All simulations were performed using a modified version of the YAPP method25 implemented in the ALMOST simulation software package31, and is available at https://sourceforge.net/projects/almost/. Simulated annealing was performed using an implementation of torsion angular dynamics32,33 sampling only the dihedrals that are not fixed to canonical secondary structure angles based on a secondary structure prediction.
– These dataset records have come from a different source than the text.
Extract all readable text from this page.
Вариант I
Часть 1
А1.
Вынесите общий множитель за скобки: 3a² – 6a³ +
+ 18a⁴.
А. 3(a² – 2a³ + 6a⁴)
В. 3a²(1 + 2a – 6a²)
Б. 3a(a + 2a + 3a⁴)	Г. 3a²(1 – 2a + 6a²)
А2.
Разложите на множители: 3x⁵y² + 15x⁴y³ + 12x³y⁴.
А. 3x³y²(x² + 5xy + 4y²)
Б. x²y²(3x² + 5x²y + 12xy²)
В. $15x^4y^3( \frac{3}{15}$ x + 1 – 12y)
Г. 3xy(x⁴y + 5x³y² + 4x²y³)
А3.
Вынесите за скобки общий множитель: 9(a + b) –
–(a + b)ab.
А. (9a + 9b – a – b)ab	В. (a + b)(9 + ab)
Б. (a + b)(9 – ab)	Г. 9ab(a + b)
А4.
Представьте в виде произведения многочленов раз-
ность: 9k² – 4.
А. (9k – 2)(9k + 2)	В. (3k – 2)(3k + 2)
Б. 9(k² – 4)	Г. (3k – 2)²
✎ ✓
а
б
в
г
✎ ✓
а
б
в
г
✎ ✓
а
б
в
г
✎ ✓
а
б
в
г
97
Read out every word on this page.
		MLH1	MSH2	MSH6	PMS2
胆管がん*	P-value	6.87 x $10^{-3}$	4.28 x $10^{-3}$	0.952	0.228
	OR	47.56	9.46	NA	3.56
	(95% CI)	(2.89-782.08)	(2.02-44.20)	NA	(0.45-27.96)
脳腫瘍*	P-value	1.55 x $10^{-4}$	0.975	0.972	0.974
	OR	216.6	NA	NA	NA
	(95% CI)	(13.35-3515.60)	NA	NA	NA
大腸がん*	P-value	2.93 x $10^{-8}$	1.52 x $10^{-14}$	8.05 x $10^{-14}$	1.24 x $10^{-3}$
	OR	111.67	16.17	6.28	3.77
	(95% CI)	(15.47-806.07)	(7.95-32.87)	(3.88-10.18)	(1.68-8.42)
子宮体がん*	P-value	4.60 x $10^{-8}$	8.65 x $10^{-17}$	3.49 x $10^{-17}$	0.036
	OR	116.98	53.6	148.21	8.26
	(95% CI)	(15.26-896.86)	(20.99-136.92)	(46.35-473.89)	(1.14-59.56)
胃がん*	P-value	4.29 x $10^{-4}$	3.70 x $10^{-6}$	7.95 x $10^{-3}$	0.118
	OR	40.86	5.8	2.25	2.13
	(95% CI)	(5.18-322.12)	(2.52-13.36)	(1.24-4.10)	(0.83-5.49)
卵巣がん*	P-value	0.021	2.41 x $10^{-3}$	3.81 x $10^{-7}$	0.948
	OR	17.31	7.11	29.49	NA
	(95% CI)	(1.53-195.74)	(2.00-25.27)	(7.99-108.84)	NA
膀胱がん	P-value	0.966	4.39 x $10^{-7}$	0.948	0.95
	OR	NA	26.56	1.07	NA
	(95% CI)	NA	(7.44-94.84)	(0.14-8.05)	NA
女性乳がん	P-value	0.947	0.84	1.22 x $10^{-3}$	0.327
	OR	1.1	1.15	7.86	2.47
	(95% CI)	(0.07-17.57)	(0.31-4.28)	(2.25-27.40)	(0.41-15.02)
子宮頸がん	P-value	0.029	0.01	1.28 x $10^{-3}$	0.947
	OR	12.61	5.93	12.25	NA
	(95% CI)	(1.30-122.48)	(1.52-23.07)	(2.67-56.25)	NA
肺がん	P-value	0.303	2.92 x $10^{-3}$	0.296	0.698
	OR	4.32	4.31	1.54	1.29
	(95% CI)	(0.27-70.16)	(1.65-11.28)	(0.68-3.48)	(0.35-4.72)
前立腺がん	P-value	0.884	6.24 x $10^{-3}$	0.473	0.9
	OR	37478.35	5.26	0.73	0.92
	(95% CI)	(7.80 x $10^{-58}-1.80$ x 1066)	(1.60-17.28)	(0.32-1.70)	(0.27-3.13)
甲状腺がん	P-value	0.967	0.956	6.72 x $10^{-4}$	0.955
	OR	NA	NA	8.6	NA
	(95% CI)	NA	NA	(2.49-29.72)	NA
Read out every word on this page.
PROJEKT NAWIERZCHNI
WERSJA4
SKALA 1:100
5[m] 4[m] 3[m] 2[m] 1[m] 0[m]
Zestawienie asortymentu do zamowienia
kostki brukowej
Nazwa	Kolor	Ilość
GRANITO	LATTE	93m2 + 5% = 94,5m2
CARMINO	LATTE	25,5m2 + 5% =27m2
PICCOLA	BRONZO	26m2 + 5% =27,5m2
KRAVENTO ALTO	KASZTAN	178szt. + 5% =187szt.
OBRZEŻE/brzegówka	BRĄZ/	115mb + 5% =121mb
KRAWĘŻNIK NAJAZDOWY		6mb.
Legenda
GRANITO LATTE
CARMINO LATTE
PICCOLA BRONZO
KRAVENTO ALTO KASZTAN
An efficient energy function is used during the simulated annealing that includes a soft-core van der Waals term and a restraints term:

$${E}_{YAPP}={E}_{vdw}+{E}_{rest}$$
(1)

where,

$${E}_{rest}=\sum _{i=1}^{N}\,\{\begin{array}{ll}{\lambda }_{i}{({d}_{i}-{d}^{0})}^{2}+{D}^{2}(1-{\lambda }_{i}^{2}), & {d}_{i} > {d}^{0}\\ 0, & {d}_{i}\le {d}^{0}.\end{array}$$
(2)

Here, the sum runs over all N PCCs, di is the Cβ-Cβ (Cα for GLY) distance in the calculated structure, d0 = 7 Å is the distance above which we consider a restraint being violated. D is a parameter used to control the acceptable degree of violation, and is decreased during the simulated annealing protocol (see below). The values of d0, D and other key parameters were chosen as described in more detail in the Supporting Information.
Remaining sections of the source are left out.